Role Change: Providing an opportunity for leaders to experience life with cancer
Cancer still kills more than 560,000 Americans every year. Progress against this deadly disease is linked hand-in-glove with funding for cancer research. Higher funding levels are needed, and that requires the support of the public and of state and federal legislative leaders.
One of my initiatives as president of the American Association of Cancer Institutes is to promote an advocacy program called Project Cancer Education. Developed here at The Ohio State University Comprehensive Cancer Center – Arthur G. James Cancer Hospital and Richard J. Solove Research Institute (OSUCCC – James), this two-hour curriculum offers legislative and opinion leaders an opportunity to experience life as a cancer patient or caregiver. They also gain a greater understanding of translational research, the relationship between research and patient care, and the need for clinical trials access and additional cancer research funding. For information about Project Cancer Education, write to us at Frontiers@osumc.edu.

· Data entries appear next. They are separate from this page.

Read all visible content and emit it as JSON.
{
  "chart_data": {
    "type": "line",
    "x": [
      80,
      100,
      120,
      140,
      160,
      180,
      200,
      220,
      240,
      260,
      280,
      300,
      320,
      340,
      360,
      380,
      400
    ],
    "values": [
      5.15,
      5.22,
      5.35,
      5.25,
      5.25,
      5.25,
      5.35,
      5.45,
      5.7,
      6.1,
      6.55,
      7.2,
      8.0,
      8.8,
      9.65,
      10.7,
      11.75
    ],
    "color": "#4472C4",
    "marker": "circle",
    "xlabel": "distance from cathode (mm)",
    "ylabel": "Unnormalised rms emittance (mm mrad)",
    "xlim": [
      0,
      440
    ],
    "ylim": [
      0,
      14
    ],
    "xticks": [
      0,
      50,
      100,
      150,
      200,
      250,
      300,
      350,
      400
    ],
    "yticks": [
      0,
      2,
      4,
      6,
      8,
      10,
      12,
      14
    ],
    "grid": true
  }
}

I am pleased to report that the OSUCCC-James leukemia program achieved distinction this summer when the National Cancer Institute (NCI) awarded a five-year, $11.5 million Specialized Program of Research Excellence (SPORE) grant to principal investigator John C. Byrd, MD, and co-principal investigators Clara D. Bloomfield, MD, and Guido Marcucci, MD. This is only the second SPORE grant to be directed at leukemia research. This issue of Frontiers as information about the outstanding research this grant supports.
This issue’s cover story describes the work of Maura Gillison, MD, PhD, an OSUCCC – James researcher who has done much to establish the link between oral human papillomavirus and oropharyngeal cancer.
Finally, travel to a Borneo rainforest, then back to The Ohio State University laboratory of A. Douglas Kinghorn, PhD, DSc, to follow the discovery of a natural product that shows unique antileukemic activity.
We hope you enjoy reading this issue of Frontiers as much as we enjoy presenting the research it describes.